« Vous vous souvenez de ce jour-là ? »
Le 28 mars 2025, Bangkok vivait l’un des épisodes les plus marquants de son histoire récente. En début d’après-midi, la capitale thaïlandaise s’est mise à trembler, saisie par les ondes d’un puissant séisme venu de Birmanie.
Ce jour-là, un tremblement de terre de magnitude 7,7 frappait le centre de la Birmanie, à proximité de Mandalay, envoyant des secousses jusqu’à plus de 1 000 kilomètres de distance, jusqu’à Bangkok. Dans une ville peu habituée à ce type de phénomène, les gratte-ciel ont oscillé pendant de longues secondes, provoquant un vent de panique.
Une capitale à l’arrêt
Très vite, la ville s’est figée. Les transports ont été interrompus, des milliers de personnes ont évacué bureaux, centres commerciaux et hôtels, souvent en état de choc. Certains habitants ont trouvé refuge dans les parcs, craignant des répliques.
Les autorités ont même déclaré Bangkok zone sinistrée dans les heures qui ont suivi, tant l’ampleur des secousses et des dégâts les avait prises de court.
Le drame du chantier effondré
Mais ce séisme restera surtout associé à une tragédie. Dans le quartier de Chatuchak, un immeuble en construction s’est brutalement effondré, piégeant des dizaines d’ouvriers sous les décombres.
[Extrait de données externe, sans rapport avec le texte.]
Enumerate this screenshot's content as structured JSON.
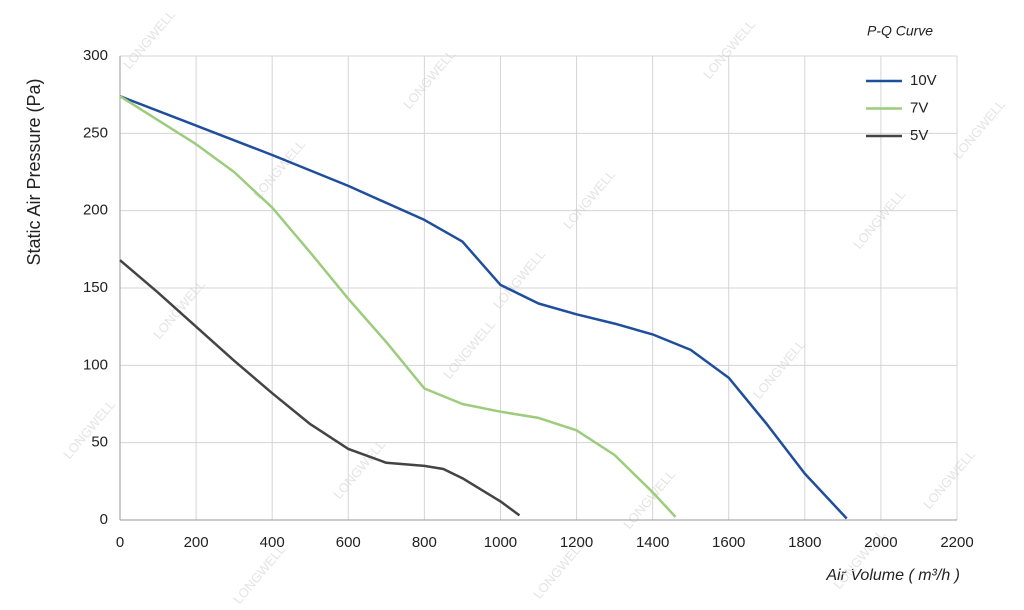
{
  "chart_data": {
    "type": "line",
    "title": "P-Q Curve",
    "x_label": "Air Volume ( m³/h )",
    "y_label": "Static Air Pressure  (Pa)",
    "watermark": "LONGWELL",
    "xlim": [
      0,
      2200
    ],
    "xticks": [
      0,
      200,
      400,
      600,
      800,
      1000,
      1200,
      1400,
      1600,
      1800,
      2000,
      2200
    ],
    "ylim": [
      0,
      300
    ],
    "yticks": [
      0,
      50,
      100,
      150,
      200,
      250,
      300
    ],
    "grid": true,
    "legend": "top-right",
    "series": [
      {
        "name": "10V",
        "color": "#1f4e9c",
        "x": [
          0,
          200,
          400,
          600,
          800,
          900,
          1000,
          1100,
          1200,
          1300,
          1400,
          1500,
          1600,
          1700,
          1800,
          1910
        ],
        "values": [
          274,
          255,
          236,
          216,
          194,
          180,
          152,
          140,
          133,
          127,
          120,
          110,
          92,
          62,
          30,
          1
        ]
      },
      {
        "name": "7V",
        "color": "#9ccc7c",
        "x": [
          0,
          200,
          300,
          400,
          500,
          600,
          700,
          800,
          900,
          1000,
          1100,
          1200,
          1300,
          1400,
          1460
        ],
        "values": [
          274,
          243,
          225,
          202,
          173,
          143,
          115,
          85,
          75,
          70,
          66,
          58,
          42,
          18,
          2
        ]
      },
      {
        "name": "5V",
        "color": "#444444",
        "x": [
          0,
          100,
          200,
          300,
          400,
          500,
          600,
          700,
          800,
          850,
          900,
          1000,
          1050
        ],
        "values": [
          168,
          147,
          125,
          103,
          82,
          62,
          46,
          37,
          35,
          33,
          27,
          12,
          3
        ]
      }
    ]
  }
}
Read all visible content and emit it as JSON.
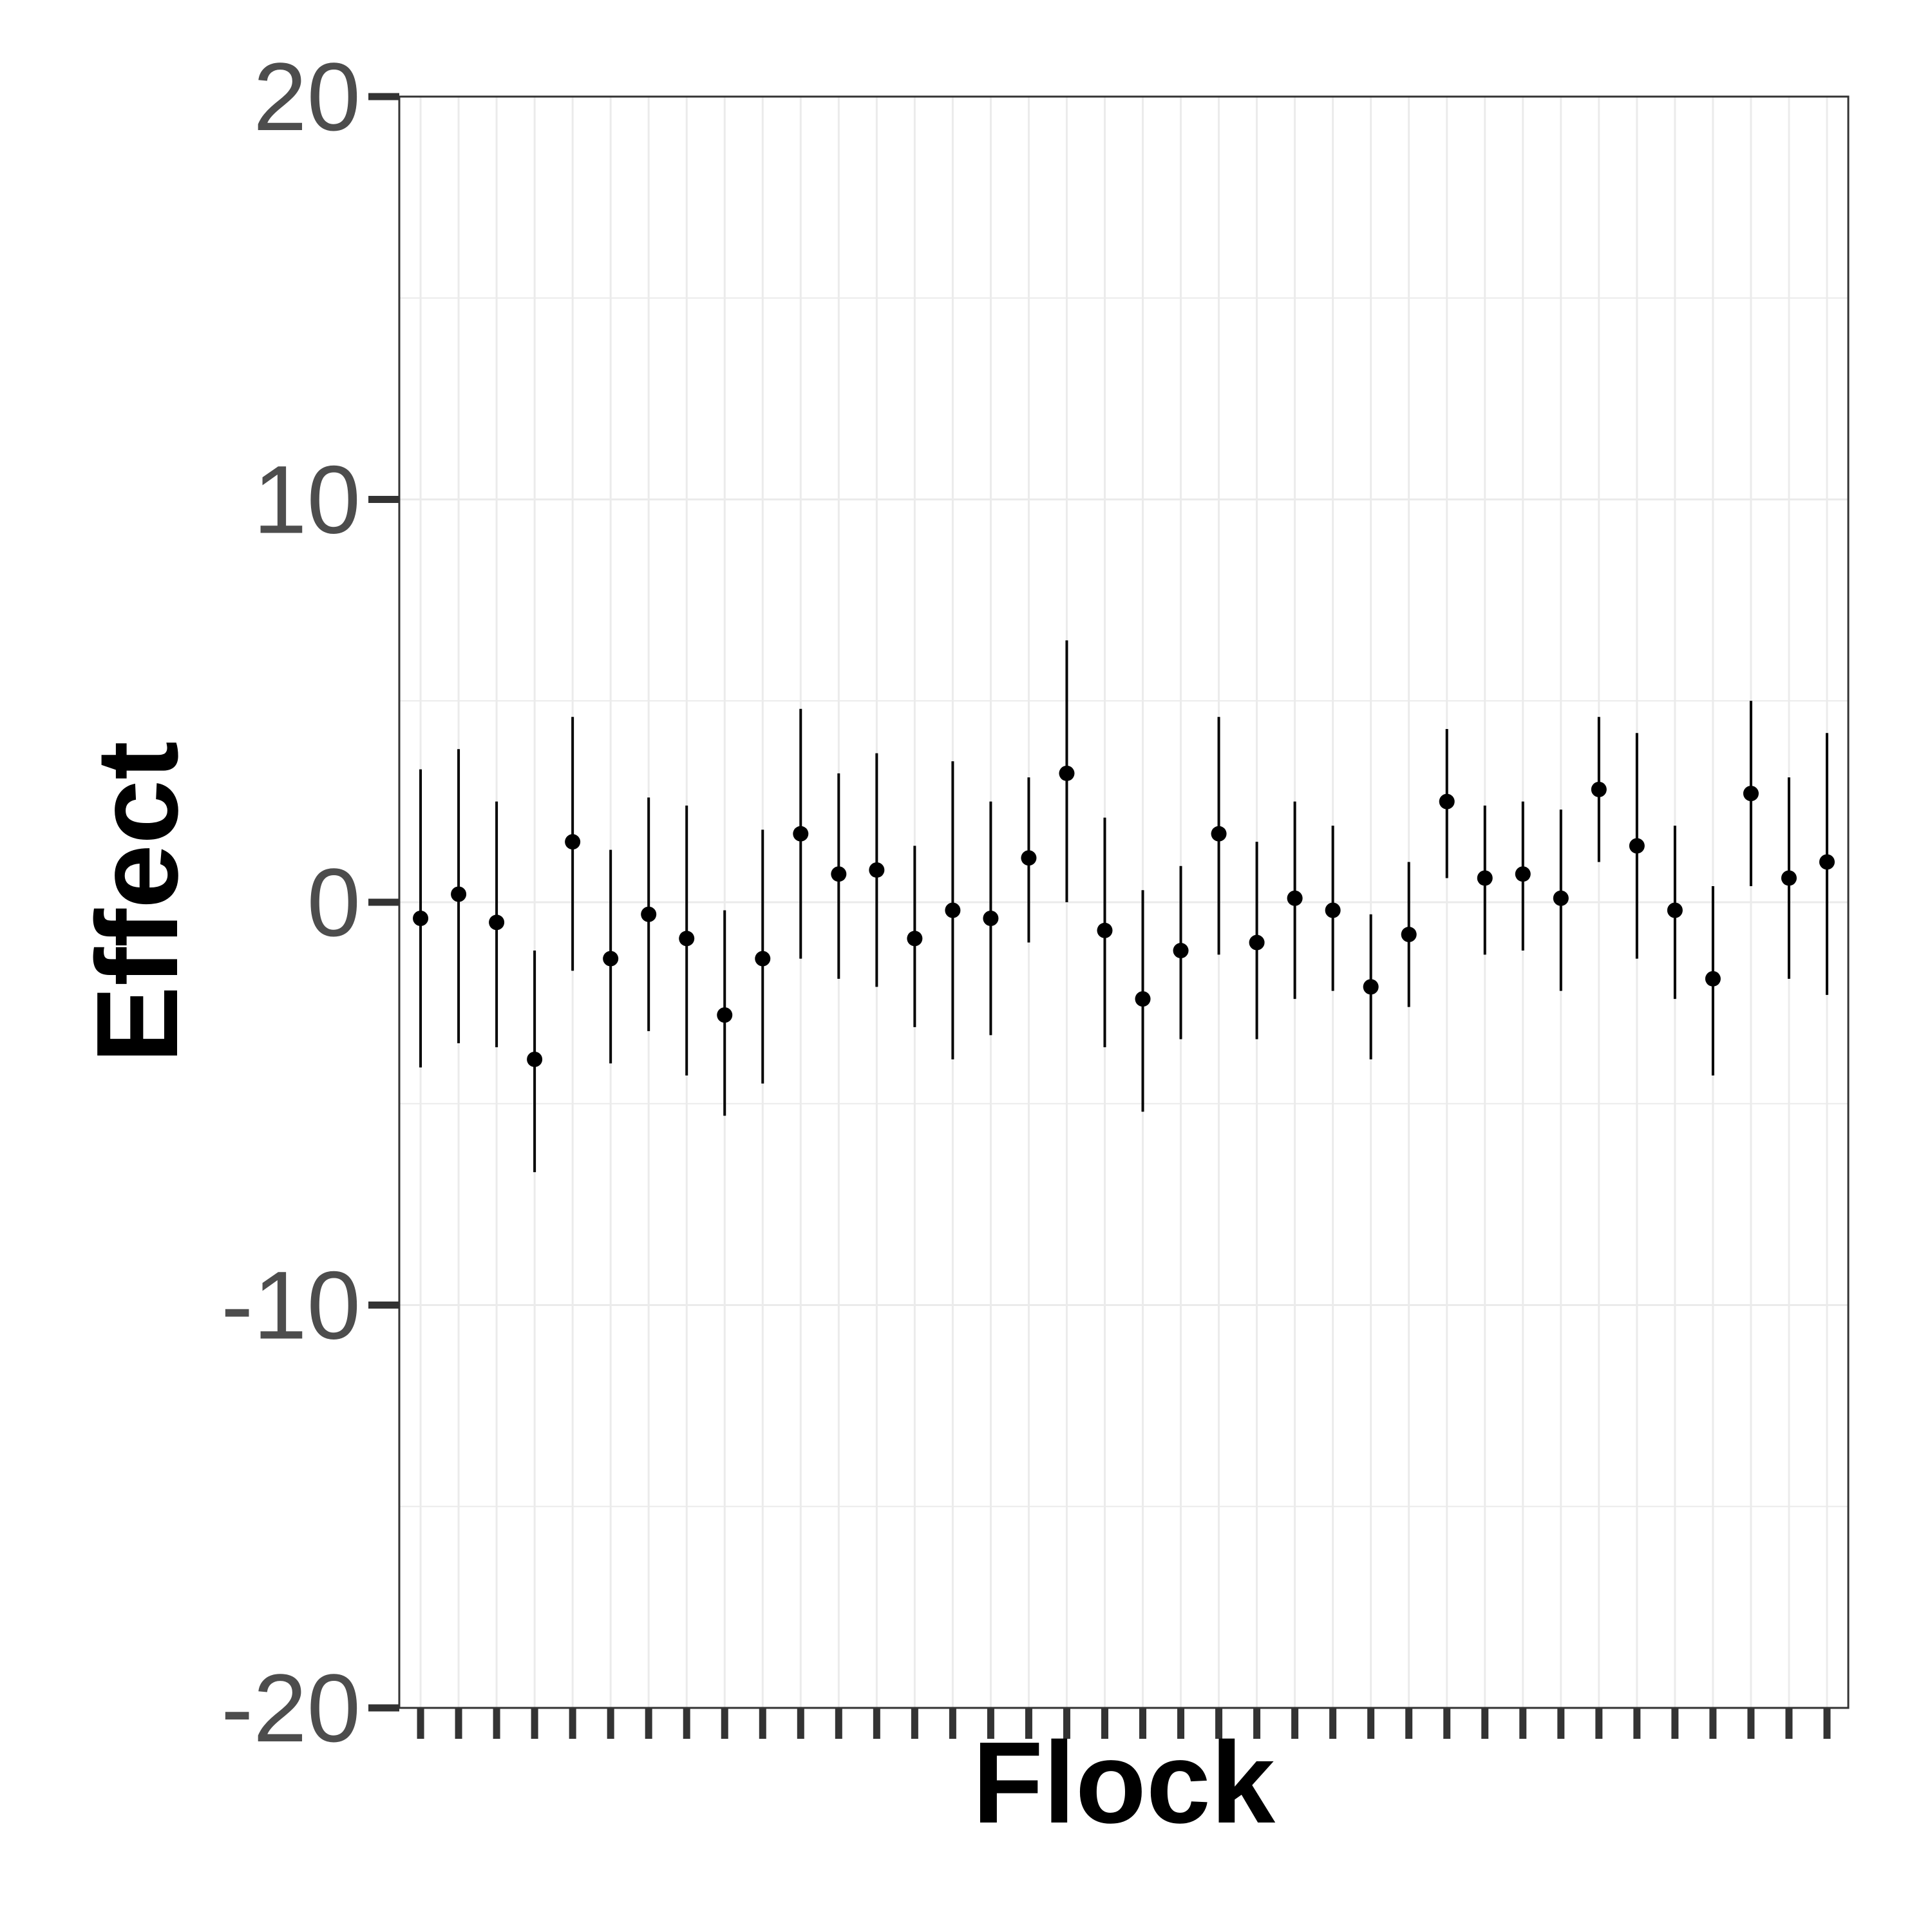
{
  "chart_data": {
    "type": "scatter",
    "subtype": "point-range",
    "title": "",
    "xlabel": "Flock",
    "ylabel": "Effect",
    "ylim": [
      -20,
      20
    ],
    "yticks": [
      -20,
      -10,
      0,
      10,
      20
    ],
    "x_tick_labels_shown": false,
    "grid": true,
    "legend": "none",
    "colors": {
      "points": "#000000",
      "grid": "#ebebeb",
      "tick_text": "#4d4d4d",
      "axis_ticks": "#333333",
      "panel_border": "#333333"
    },
    "points": [
      {
        "y": -0.4,
        "lower": -4.1,
        "upper": 3.3
      },
      {
        "y": 0.2,
        "lower": -3.5,
        "upper": 3.8
      },
      {
        "y": -0.5,
        "lower": -3.6,
        "upper": 2.5
      },
      {
        "y": -3.9,
        "lower": -6.7,
        "upper": -1.2
      },
      {
        "y": 1.5,
        "lower": -1.7,
        "upper": 4.6
      },
      {
        "y": -1.4,
        "lower": -4.0,
        "upper": 1.3
      },
      {
        "y": -0.3,
        "lower": -3.2,
        "upper": 2.6
      },
      {
        "y": -0.9,
        "lower": -4.3,
        "upper": 2.4
      },
      {
        "y": -2.8,
        "lower": -5.3,
        "upper": -0.2
      },
      {
        "y": -1.4,
        "lower": -4.5,
        "upper": 1.8
      },
      {
        "y": 1.7,
        "lower": -1.4,
        "upper": 4.8
      },
      {
        "y": 0.7,
        "lower": -1.9,
        "upper": 3.2
      },
      {
        "y": 0.8,
        "lower": -2.1,
        "upper": 3.7
      },
      {
        "y": -0.9,
        "lower": -3.1,
        "upper": 1.4
      },
      {
        "y": -0.2,
        "lower": -3.9,
        "upper": 3.5
      },
      {
        "y": -0.4,
        "lower": -3.3,
        "upper": 2.5
      },
      {
        "y": 1.1,
        "lower": -1.0,
        "upper": 3.1
      },
      {
        "y": 3.2,
        "lower": 0.0,
        "upper": 6.5
      },
      {
        "y": -0.7,
        "lower": -3.6,
        "upper": 2.1
      },
      {
        "y": -2.4,
        "lower": -5.2,
        "upper": 0.3
      },
      {
        "y": -1.2,
        "lower": -3.4,
        "upper": 0.9
      },
      {
        "y": 1.7,
        "lower": -1.3,
        "upper": 4.6
      },
      {
        "y": -1.0,
        "lower": -3.4,
        "upper": 1.5
      },
      {
        "y": 0.1,
        "lower": -2.4,
        "upper": 2.5
      },
      {
        "y": -0.2,
        "lower": -2.2,
        "upper": 1.9
      },
      {
        "y": -2.1,
        "lower": -3.9,
        "upper": -0.3
      },
      {
        "y": -0.8,
        "lower": -2.6,
        "upper": 1.0
      },
      {
        "y": 2.5,
        "lower": 0.6,
        "upper": 4.3
      },
      {
        "y": 0.6,
        "lower": -1.3,
        "upper": 2.4
      },
      {
        "y": 0.7,
        "lower": -1.2,
        "upper": 2.5
      },
      {
        "y": 0.1,
        "lower": -2.2,
        "upper": 2.3
      },
      {
        "y": 2.8,
        "lower": 1.0,
        "upper": 4.6
      },
      {
        "y": 1.4,
        "lower": -1.4,
        "upper": 4.2
      },
      {
        "y": -0.2,
        "lower": -2.4,
        "upper": 1.9
      },
      {
        "y": -1.9,
        "lower": -4.3,
        "upper": 0.4
      },
      {
        "y": 2.7,
        "lower": 0.4,
        "upper": 5.0
      },
      {
        "y": 0.6,
        "lower": -1.9,
        "upper": 3.1
      },
      {
        "y": 1.0,
        "lower": -2.3,
        "upper": 4.2
      }
    ]
  }
}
Le bilan sera lourd : près d’une centaine de morts, faisant de cet effondrement l’un des accidents structurels les plus meurtriers de l’histoire récente du pays.
Cette catastrophe a profondément marqué l’opinion publique et soulevé des questions sur les normes de construction et les contrôles de sécurité en Thaïlande.
Un séisme régional, un choc national
Si l’épicentre se trouvait en Birmanie où des milliers de personnes ont péri, la Thaïlande n’a pas été épargnée. Les secousses ont été ressenties dans la majorité des provinces du royaume et ont causé des dégâts dans plusieurs régions. Pour Bangkok, ville tentaculaire peu préparée à un tel événement, ce fut un choc.
Un an après, une mémoire intacte
Un an plus tard, le souvenir reste vif. Le 28 mars 2025 a rappelé brutalement la vulnérabilité d’une métropole moderne face aux risques naturels, même lointains. Depuis, les autorités ont renforcé les réflexions sur la sécurité des bâtiments et la gestion des crises. Mais pour beaucoup d’habitants, une image demeure : celle de tours vacillantes et d’une ville entière suspendue, l’espace de quelques minutes, à la force invisible de la terre.